An Atlanta firm that pioneered the idea of personal domain names announced Friday that it’s going out of business.
Iperdome President Jay Fenello Friday blamed the Internet Corp. for Assigned Names and Numbers for his company’s demise. While the Internet governance body has yet to issue a policy on whether to expand officially the global top-level domain (gTLD) space beyond the current .com .net and .org, Fenello said ICANN has made clear that it opposes the idea of allowing private companies, like Iperdome, to license exclusive rights to handle registrations under new gTLDs.
“The game is fixed. How much longer can I be expected to hang in here for this sham process to produce a decision that’s going to be against me? Why should we continue the charade a day longer?” Fenello told InternetNews.com.

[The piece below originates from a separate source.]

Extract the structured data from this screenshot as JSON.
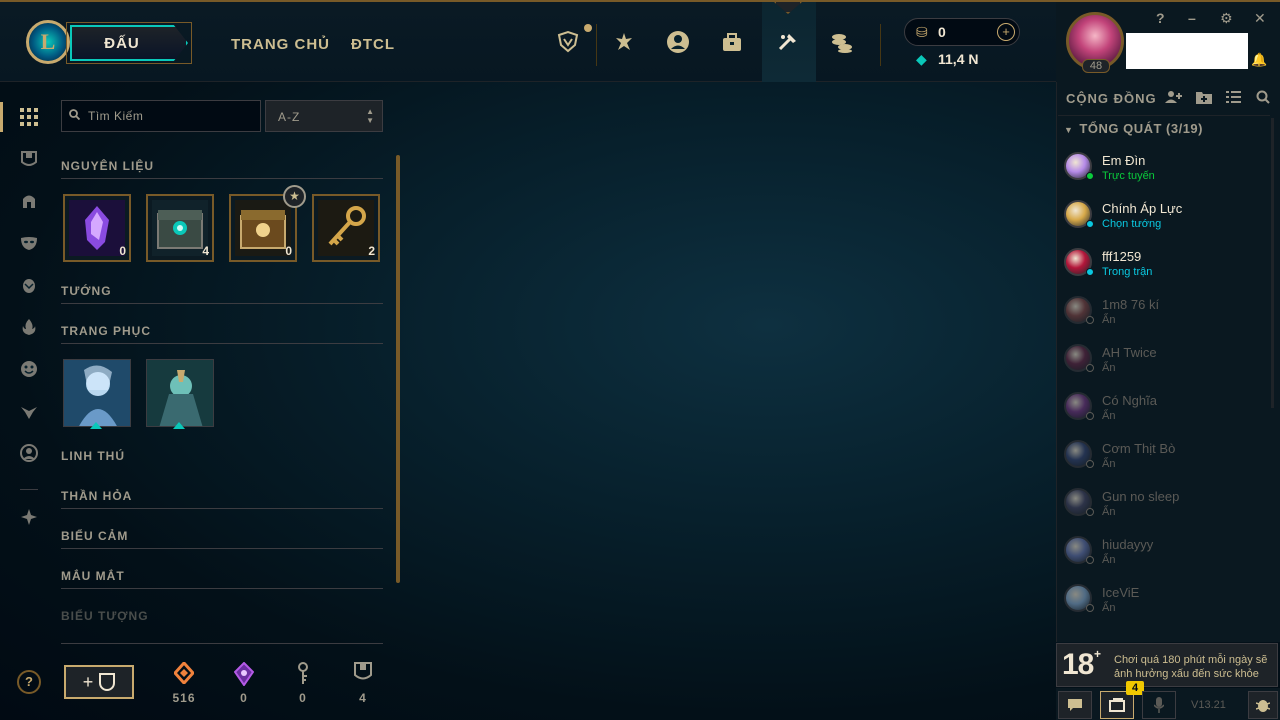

According to ICANN CEO Mike Roberts, the group has made no decisions yet on expanding gTLDs. ICANN’s domain name supporting organization is currently studying gTLD expansion and will hold meetings on the topic at ICANN’s upcoming meeting in Los Angeles in November, en route to making a recommendation to the ICANN board.
Roberts admitted, however, that he personally opposes what he called a “monopoly grant.”
“Fenello and a couple other people convinced themselves that they could pull off another Network Solutions. But if you look at the record, the government realized too late in the game that they gave too generous a deal to Network Solutions. From an entrepreneurial point of view it’s a great deal if you can get a piece of the action, but if you look at the white paper, it’s riddled with references to ‘robust competition’ which is one way of saying ‘we did this once, but we sure don’t want it to happen again’,” Roberts said.
At present, .per and other eDNS top-level domains, including .web, .biz, and .gay, are not entered in the Internet’s root name servers. But Iperdome and other eDNS backers have been lobbying for the past two years for inclusion and for the right to act as registries for the new domains.
Fenello said he has personally invested several hundred thousand dollars into Iperdome, which has not been profitable despite signing up several thousand customers, who pay it $10 a year for e-mail service at an address ending in .per. Fenello said his company will offer pro-rated refunds to customers who have pre-paid for the service.